Hasta que eso ocurra, el Real Madrid y el Barça, los dos clubes más empeñados en un formato exclusivo del fútbol, atienden sus obligaciones en la Liga, donde encuentran la oposición de rivales pegados al suelo, sin más sueños que hacer bien su trabajo y llegar a buen puerto. Gracias a ellos, el fútbol se ha articulado en todos los rincones de España, dinámica capilar que permite reunir en la Liga a potencias como el Real Madrid o el Barça, históricos como el Atlético, Athletic, Real Sociedad, Valencia, Sevilla y Betis, y los admirables representantes de pequeños pueblos —Villarreal y Eibar— y de ciudades suburbiales como Getafe y Leganés.

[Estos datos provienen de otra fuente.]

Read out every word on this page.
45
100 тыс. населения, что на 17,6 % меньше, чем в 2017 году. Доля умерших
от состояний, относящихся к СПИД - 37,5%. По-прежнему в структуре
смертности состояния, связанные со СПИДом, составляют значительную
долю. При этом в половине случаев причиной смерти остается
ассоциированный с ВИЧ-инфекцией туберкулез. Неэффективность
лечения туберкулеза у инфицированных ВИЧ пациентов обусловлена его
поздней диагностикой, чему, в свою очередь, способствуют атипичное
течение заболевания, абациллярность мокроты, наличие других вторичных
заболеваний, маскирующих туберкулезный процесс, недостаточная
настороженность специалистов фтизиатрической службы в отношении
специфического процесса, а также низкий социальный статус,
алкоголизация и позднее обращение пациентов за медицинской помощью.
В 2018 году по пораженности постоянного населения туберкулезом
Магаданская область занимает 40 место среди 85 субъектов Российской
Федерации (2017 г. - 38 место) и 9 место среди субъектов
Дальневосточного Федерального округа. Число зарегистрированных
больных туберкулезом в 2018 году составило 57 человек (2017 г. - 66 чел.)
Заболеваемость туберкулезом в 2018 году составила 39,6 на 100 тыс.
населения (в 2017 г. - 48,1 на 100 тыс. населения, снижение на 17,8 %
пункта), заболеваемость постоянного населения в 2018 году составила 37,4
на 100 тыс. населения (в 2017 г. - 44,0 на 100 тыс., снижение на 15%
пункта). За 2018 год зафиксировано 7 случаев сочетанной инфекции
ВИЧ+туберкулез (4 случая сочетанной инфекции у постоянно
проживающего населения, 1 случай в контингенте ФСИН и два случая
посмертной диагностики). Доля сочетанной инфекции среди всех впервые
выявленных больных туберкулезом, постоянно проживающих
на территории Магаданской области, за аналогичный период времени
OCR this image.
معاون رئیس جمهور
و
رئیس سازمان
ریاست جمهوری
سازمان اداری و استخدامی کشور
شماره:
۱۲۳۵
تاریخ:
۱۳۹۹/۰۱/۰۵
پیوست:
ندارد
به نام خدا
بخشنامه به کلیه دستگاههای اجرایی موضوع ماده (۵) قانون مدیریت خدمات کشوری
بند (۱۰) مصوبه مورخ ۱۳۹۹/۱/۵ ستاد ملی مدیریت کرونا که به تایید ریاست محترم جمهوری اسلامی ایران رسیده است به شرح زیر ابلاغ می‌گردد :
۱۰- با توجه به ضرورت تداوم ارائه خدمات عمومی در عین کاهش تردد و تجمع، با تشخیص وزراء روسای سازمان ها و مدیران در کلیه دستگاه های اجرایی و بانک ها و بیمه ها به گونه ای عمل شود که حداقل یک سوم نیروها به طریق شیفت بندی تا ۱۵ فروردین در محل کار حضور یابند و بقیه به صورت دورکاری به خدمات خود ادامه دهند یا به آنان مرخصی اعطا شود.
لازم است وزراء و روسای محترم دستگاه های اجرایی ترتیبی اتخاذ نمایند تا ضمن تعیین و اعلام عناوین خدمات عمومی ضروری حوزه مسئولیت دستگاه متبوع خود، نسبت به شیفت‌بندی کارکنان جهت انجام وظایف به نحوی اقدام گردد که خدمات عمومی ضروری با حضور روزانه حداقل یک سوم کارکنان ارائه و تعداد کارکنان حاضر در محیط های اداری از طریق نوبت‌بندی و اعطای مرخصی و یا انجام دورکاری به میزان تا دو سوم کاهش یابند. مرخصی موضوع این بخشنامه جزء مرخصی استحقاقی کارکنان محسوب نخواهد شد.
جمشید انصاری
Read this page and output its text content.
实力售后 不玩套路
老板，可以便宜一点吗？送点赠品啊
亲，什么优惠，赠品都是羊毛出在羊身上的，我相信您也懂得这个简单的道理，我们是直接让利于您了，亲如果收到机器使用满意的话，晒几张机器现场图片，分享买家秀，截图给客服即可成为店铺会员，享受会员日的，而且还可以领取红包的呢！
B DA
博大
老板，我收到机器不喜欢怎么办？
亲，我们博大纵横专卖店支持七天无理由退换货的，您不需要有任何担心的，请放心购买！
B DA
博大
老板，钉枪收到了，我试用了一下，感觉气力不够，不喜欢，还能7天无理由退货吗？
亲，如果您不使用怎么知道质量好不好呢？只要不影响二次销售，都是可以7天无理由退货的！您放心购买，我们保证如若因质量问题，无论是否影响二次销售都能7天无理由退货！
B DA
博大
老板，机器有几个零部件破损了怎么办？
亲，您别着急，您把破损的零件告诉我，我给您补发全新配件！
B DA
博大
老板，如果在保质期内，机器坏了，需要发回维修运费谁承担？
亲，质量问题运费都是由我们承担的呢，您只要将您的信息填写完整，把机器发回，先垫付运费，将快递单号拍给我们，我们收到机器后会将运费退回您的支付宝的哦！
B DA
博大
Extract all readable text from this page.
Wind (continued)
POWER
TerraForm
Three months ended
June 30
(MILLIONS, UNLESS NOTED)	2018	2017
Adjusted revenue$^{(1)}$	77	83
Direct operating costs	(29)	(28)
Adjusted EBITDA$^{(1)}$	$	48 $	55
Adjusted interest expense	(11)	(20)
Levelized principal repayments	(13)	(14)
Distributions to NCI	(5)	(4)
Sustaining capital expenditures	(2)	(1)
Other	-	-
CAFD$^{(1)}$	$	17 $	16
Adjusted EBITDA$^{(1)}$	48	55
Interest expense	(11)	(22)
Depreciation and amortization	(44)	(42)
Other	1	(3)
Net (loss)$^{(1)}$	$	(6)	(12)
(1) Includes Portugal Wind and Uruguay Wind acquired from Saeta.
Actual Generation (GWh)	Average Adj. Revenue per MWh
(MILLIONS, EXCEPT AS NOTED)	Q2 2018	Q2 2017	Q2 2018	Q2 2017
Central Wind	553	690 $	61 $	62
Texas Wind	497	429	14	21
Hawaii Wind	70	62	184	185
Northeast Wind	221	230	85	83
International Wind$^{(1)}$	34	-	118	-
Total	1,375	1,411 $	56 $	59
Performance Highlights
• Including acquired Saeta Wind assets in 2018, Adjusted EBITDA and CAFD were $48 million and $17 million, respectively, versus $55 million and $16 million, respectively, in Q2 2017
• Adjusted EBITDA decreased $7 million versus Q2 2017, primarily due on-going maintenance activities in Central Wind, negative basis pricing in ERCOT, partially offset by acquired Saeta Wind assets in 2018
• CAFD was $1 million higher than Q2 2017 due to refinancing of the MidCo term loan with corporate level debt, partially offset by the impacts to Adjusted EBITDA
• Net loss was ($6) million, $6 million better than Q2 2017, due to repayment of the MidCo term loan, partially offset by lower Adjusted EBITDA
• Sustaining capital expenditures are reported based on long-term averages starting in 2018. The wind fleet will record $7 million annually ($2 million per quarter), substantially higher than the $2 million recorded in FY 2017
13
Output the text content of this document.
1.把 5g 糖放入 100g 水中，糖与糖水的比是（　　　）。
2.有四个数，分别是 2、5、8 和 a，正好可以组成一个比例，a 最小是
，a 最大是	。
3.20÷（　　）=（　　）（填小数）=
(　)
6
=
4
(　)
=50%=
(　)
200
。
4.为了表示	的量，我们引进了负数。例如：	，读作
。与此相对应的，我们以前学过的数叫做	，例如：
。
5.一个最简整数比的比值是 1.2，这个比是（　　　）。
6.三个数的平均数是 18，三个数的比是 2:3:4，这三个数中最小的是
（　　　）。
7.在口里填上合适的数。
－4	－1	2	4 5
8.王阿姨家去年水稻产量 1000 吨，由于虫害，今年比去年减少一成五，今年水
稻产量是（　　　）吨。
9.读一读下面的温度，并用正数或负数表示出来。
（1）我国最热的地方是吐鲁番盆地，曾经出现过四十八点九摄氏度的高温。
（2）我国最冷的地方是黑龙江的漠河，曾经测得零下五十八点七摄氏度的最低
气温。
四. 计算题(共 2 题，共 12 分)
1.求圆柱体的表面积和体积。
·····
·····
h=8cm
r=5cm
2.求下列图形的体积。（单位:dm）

Aunque las jerarquías están definidas, todos juntos todavía permiten alimentar la ilusión de un fútbol más humano, más amable y bastante más competitivo de lo que los grandes piensan. Basta un repaso a los números del Madrid y Barça en esta temporada. Puede que a sus dirigentes les parezca fastidiosa la competición, pero son los pequeños de la Liga los que están decidiendo el liderato. De los 22 puntos que ha perdido el Madrid hasta ahora, 14 se los han arrebatado los 10 últimos clasificados. En el caso del Barça, ha cedido 10 de 20 puntos ante los rivales de la segunda mitad de la tabla. Es el saludable baño de realidad que acredita a los débiles y desconcierta a los jerarcas, corolario de escaso futuro en un fútbol que gira inevitablemente hacia el lado contrario.